Alison helped me through some tough times.

★★★★★
Where I had lost my way and hope and direction she gave me the tools I needed to get back on track. There are still hard day's but I am getting better at not berating myself. Thanks to Alison I understand that established patterns will take time to heal. A lovely caring and professional friend and therapist.
- TS

Alison gives you the tools you need to face the world

★★★★★
Before I made the decision to see Alison I felt like I'd become trapped in my own life. I felt hopeless, like I had no future and my self esteem was non-existent. I was experiencing panic attacks, was emotional all the time and was having particularly dark thoughts. Fast forward 10 weeks and I am brimming with confidence, excited for what the future holds and have finally started standing up for myself for the first time in my life. By speaking with Alison I was able to identify the areas of my life which were bringing me down as well as some of the false messages I'd been telling myself since I was a teenager. I began being a bit kinder to myself, stopped beating myself up over every little mistake and learned that it's OK to cut myself some slack once in a while.
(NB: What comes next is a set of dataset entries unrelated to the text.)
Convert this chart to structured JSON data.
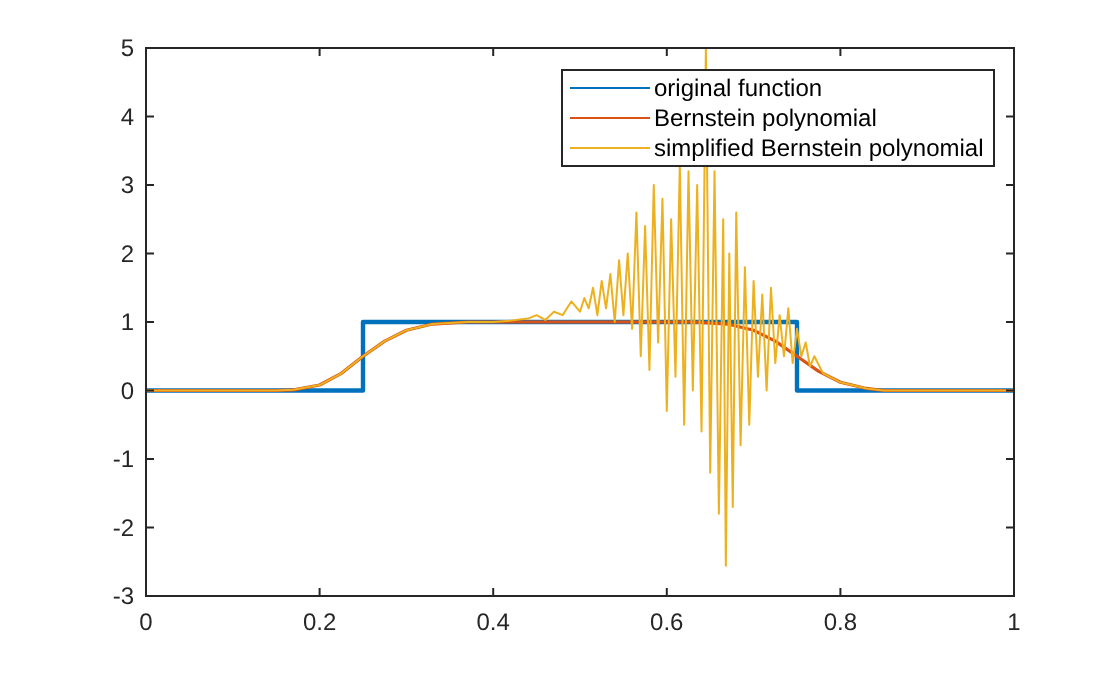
{
  "chart_data": {
    "type": "line",
    "xlim": [
      0,
      1
    ],
    "ylim": [
      -3,
      5
    ],
    "xticks": [
      0,
      0.2,
      0.4,
      0.6,
      0.8,
      1
    ],
    "yticks": [
      -3,
      -2,
      -1,
      0,
      1,
      2,
      3,
      4,
      5
    ],
    "grid": false,
    "legend": "top right",
    "marker": "none",
    "line_style": "solid",
    "series": [
      {
        "name": "original function",
        "color": "#0072bd",
        "x": [
          0,
          0.25,
          0.25,
          0.75,
          0.75,
          1
        ],
        "values": [
          0,
          0,
          1,
          1,
          0,
          0
        ]
      },
      {
        "name": "Bernstein polynomial",
        "color": "#d95319",
        "x": [
          0,
          0.15,
          0.17,
          0.2,
          0.225,
          0.25,
          0.275,
          0.3,
          0.33,
          0.37,
          0.63,
          0.67,
          0.7,
          0.725,
          0.75,
          0.775,
          0.8,
          0.83,
          0.85,
          1
        ],
        "values": [
          0,
          0,
          0.01,
          0.08,
          0.25,
          0.5,
          0.72,
          0.88,
          0.97,
          1,
          1,
          0.97,
          0.88,
          0.72,
          0.5,
          0.28,
          0.12,
          0.03,
          0,
          0
        ]
      },
      {
        "name": "simplified Bernstein polynomial",
        "color": "#edb120",
        "x": [
          0,
          0.15,
          0.17,
          0.2,
          0.225,
          0.25,
          0.275,
          0.3,
          0.33,
          0.37,
          0.4,
          0.42,
          0.44,
          0.45,
          0.46,
          0.47,
          0.48,
          0.49,
          0.5,
          0.505,
          0.51,
          0.515,
          0.52,
          0.525,
          0.53,
          0.535,
          0.54,
          0.545,
          0.55,
          0.555,
          0.56,
          0.565,
          0.57,
          0.575,
          0.58,
          0.585,
          0.59,
          0.595,
          0.6,
          0.605,
          0.61,
          0.615,
          0.62,
          0.625,
          0.63,
          0.635,
          0.64,
          0.645,
          0.65,
          0.655,
          0.66,
          0.665,
          0.668,
          0.672,
          0.676,
          0.68,
          0.685,
          0.69,
          0.695,
          0.7,
          0.705,
          0.71,
          0.715,
          0.72,
          0.725,
          0.73,
          0.735,
          0.74,
          0.745,
          0.75,
          0.755,
          0.76,
          0.765,
          0.77,
          0.78,
          0.8,
          0.83,
          0.85,
          1
        ],
        "values": [
          0,
          0,
          0.01,
          0.08,
          0.25,
          0.5,
          0.72,
          0.88,
          0.97,
          1,
          1,
          1.02,
          1.05,
          1.1,
          1.03,
          1.15,
          1.1,
          1.3,
          1.15,
          1.35,
          1.2,
          1.5,
          1.1,
          1.6,
          1.2,
          1.7,
          1,
          1.9,
          1.1,
          2,
          0.9,
          2.6,
          0.5,
          2.4,
          0.3,
          3,
          0.7,
          2.8,
          -0.3,
          2.5,
          0.2,
          3.3,
          -0.5,
          3.2,
          0,
          3,
          -0.6,
          5,
          -1.2,
          3.2,
          -1.8,
          2.5,
          -2.56,
          2,
          -1.7,
          2.6,
          -0.8,
          1.8,
          -0.5,
          1.6,
          0.2,
          1.4,
          0,
          1.5,
          0.4,
          1.1,
          0.5,
          1.2,
          0.4,
          0.9,
          0.5,
          0.7,
          0.35,
          0.5,
          0.25,
          0.12,
          0.03,
          0,
          0
        ]
      }
    ]
  }
}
This gave me the confidence to break away from the sources of negativity in my life and finally decide what was best for me - something I'd never really thought about before. Though my hardships aren't quite over yet, my time with Alison has equipped me to face them head-on, knowing that I'm doing the right thing and finally heading in the right direction. I can't thank her enough and would recommend her to anyone who's starting to lose hope and needs an understanding ear and someone to root for you. She's helped me to realise that I'm stronger than I kept telling myself and I can take on whatever life throws at me.